Economics, U.S. Economy

Default nonsense recalls sequester nonsense

Image Credit: shutterstock

Image Credit: shutterstock

The Treasury is not going to default on interest payments on US debt but, as we saw in August 2011, the Congress and the White House are still doing their best to undermine waning credibility in their ability to govern. The irresponsible “default” language coming from the president and Treasury Secretary Jack Lew is even more irresponsible than the horror stories circulated in March by the president’s unprincipled Cabinet members. The “default” babble has already got the rating agency Fitch to put the US on a downgrade watch. So much for protecting the full faith and credit moniker for US obligations.

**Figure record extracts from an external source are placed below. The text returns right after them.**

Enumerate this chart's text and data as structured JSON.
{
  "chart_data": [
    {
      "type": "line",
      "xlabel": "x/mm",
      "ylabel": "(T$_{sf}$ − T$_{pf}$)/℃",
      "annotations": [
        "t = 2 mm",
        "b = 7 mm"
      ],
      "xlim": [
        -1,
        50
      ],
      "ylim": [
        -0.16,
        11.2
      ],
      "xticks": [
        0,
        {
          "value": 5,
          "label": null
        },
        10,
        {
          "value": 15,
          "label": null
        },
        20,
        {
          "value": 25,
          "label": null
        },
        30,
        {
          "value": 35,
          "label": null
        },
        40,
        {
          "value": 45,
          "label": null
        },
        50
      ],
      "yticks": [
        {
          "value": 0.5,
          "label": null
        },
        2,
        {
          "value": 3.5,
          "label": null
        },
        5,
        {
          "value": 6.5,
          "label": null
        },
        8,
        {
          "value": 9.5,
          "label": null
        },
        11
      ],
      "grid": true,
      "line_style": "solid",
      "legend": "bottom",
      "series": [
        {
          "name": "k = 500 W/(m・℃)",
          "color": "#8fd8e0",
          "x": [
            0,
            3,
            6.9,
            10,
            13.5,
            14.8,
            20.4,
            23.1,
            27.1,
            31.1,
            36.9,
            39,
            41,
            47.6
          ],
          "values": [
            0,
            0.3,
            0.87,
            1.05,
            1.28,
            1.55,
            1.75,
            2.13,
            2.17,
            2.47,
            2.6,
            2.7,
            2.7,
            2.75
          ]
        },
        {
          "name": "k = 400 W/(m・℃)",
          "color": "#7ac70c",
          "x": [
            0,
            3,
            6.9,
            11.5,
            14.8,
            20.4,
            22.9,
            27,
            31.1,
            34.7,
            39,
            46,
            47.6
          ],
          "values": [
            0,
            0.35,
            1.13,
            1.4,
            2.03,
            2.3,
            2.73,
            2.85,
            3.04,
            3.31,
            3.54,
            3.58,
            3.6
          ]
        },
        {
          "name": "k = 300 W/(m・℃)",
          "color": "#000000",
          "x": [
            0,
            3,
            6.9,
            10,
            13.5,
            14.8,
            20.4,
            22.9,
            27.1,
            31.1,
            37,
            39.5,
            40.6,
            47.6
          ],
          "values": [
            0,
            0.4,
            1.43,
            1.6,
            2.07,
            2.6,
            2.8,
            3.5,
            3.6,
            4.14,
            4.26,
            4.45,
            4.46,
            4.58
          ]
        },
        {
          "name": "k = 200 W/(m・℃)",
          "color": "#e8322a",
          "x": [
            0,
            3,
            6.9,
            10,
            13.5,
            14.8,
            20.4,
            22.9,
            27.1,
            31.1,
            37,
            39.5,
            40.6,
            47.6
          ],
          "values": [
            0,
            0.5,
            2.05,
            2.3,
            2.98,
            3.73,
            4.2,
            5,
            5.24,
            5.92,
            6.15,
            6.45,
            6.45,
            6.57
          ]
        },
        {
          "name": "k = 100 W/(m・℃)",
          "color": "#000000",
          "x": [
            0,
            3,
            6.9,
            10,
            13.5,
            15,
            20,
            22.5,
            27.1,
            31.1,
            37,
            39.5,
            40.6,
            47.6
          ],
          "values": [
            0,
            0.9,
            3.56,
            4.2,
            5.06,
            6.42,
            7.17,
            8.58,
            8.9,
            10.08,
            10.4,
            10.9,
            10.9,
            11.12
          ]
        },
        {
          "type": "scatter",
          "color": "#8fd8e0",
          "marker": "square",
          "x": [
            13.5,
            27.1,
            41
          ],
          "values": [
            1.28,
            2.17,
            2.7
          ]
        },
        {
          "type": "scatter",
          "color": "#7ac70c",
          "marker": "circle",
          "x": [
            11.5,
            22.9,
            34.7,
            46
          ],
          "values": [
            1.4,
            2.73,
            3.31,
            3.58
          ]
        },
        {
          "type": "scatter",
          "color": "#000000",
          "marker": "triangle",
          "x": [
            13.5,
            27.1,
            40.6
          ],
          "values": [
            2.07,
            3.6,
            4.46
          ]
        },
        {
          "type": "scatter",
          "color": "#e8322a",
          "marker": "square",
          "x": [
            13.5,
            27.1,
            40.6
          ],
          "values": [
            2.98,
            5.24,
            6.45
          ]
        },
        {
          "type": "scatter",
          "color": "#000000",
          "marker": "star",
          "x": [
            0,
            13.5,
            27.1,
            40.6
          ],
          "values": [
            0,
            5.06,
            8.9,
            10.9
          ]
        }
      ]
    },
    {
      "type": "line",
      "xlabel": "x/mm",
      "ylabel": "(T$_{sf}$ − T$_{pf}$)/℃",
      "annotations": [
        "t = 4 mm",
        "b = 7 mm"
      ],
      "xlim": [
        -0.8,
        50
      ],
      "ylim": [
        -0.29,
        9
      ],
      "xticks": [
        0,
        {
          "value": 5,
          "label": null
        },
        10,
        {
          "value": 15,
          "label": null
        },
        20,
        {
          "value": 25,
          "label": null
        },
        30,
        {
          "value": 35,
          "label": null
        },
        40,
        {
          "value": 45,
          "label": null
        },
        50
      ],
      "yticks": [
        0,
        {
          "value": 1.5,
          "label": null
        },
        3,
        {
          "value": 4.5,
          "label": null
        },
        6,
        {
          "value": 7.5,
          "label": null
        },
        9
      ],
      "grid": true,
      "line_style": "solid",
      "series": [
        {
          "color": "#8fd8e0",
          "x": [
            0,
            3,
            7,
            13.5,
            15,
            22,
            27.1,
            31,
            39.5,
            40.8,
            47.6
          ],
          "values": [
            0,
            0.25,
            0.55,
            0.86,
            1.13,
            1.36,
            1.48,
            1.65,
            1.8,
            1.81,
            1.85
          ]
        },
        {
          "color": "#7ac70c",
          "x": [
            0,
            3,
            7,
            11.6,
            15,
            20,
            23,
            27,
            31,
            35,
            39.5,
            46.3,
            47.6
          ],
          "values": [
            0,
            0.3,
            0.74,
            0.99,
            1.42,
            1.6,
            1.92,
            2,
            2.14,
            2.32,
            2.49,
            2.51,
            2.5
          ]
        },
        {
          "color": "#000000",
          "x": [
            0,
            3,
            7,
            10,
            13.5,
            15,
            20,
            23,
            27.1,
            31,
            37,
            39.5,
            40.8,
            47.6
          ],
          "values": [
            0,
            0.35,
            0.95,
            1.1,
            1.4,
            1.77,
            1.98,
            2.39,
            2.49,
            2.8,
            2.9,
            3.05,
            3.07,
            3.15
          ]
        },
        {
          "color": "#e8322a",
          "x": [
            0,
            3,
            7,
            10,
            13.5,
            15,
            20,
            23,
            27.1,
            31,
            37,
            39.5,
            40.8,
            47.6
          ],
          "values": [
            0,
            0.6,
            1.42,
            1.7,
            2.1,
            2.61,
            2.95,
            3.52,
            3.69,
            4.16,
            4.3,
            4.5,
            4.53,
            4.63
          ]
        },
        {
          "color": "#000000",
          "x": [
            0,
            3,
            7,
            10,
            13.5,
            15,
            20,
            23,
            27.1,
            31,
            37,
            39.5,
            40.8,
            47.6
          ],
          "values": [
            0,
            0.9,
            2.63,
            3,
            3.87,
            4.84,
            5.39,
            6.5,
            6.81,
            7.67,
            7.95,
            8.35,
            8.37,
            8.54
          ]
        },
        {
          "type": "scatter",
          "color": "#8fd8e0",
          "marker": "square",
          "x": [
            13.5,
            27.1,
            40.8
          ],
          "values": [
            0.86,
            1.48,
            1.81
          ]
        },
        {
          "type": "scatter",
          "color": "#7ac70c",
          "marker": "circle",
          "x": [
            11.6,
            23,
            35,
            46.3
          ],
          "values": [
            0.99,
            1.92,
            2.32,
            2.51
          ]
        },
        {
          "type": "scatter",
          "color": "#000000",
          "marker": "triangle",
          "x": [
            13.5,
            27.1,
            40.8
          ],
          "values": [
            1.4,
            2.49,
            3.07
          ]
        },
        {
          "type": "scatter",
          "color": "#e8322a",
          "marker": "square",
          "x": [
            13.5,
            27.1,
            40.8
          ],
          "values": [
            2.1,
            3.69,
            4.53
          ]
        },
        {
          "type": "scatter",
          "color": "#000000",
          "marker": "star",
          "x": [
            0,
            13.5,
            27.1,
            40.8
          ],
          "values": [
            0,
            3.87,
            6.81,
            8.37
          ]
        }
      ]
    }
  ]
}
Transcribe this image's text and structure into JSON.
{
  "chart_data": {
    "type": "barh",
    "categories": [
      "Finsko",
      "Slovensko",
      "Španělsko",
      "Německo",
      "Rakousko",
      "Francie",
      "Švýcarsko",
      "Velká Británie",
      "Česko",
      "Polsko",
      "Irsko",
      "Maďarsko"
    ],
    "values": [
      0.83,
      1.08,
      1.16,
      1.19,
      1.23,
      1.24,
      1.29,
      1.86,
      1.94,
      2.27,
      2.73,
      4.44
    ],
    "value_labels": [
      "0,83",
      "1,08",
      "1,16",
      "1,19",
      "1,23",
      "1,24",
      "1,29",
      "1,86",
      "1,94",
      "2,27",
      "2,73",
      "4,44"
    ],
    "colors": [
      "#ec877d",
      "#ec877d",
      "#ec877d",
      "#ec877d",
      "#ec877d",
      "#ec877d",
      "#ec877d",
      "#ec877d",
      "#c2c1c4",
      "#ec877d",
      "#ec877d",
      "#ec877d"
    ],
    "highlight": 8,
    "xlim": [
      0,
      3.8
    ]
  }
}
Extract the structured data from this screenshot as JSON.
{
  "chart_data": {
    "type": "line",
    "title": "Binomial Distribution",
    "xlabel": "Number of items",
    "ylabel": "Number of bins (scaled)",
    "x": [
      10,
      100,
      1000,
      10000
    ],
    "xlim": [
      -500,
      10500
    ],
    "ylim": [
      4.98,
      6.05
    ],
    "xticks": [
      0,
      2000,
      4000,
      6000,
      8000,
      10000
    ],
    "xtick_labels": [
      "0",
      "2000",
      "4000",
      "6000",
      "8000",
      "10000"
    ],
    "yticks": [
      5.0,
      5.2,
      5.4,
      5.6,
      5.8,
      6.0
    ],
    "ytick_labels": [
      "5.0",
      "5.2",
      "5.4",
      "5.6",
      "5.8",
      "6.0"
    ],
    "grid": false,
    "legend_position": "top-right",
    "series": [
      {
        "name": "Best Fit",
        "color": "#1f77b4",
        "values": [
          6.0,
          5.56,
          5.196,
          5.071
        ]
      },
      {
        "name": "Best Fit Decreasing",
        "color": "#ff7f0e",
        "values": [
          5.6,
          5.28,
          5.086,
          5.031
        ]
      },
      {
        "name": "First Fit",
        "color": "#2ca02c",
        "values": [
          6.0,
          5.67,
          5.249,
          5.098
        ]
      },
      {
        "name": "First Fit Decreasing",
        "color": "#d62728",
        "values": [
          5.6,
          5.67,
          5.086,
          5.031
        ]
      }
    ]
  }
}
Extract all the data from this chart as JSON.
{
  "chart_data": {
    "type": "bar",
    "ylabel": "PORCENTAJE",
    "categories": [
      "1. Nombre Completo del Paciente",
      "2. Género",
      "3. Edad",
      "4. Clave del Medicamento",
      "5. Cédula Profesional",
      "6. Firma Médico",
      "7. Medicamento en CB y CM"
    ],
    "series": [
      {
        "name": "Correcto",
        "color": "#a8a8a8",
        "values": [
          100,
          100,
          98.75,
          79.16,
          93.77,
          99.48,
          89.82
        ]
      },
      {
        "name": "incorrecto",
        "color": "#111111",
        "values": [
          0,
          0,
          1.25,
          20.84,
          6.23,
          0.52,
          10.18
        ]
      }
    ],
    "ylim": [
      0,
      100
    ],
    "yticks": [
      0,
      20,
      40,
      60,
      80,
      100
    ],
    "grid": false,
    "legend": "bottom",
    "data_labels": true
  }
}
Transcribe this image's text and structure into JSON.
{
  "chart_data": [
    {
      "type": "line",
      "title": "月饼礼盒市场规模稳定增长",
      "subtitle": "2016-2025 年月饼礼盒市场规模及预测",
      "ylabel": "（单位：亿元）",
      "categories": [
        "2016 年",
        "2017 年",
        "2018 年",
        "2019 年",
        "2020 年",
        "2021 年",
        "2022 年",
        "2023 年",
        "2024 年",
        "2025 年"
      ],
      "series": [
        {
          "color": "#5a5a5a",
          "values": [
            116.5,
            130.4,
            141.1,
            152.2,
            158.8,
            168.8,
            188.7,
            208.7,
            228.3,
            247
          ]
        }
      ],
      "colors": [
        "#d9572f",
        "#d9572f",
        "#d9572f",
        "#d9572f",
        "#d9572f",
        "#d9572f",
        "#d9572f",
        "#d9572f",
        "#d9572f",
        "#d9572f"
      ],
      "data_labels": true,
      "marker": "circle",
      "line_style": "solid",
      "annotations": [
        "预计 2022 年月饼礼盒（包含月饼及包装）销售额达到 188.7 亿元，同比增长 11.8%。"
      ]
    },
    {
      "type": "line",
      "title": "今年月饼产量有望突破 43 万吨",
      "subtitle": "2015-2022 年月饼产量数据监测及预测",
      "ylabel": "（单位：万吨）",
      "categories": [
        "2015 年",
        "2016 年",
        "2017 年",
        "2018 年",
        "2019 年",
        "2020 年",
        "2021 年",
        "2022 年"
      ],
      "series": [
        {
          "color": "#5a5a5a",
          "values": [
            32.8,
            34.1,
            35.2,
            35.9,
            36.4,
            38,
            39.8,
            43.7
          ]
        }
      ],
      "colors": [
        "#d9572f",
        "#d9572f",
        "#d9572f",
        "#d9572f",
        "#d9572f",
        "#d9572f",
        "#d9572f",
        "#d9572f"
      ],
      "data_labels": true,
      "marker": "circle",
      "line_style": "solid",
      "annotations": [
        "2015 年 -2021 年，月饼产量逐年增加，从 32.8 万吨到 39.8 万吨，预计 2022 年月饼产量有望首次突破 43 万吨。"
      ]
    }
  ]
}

October 17 will come and go with no default as many are conceding today. That said, if you grant that the probability of a Senate bill by tomorrow is better than even, say at about 0.6 (Ted Cruz), and the probability of a House vote by Friday is better than even, at 0.6 ( the probability that Speaker Boehner will allow a House vote that passes), then the joint probability of both outcomes required for passing a debt ceiling bill before markets close on Friday is only 0.36, almost as low as only one in three.

Those aren’t good odds against a serious market meltdown in front of the weekend, notwithstanding absence of actual default. The president could do the math and offer some crucial leadership here, but the probability of that happening is 0.0.

Get ready for a scary Sunday night, and I don’t mean Homeland. And don’t even think about growth during the fourth quarter.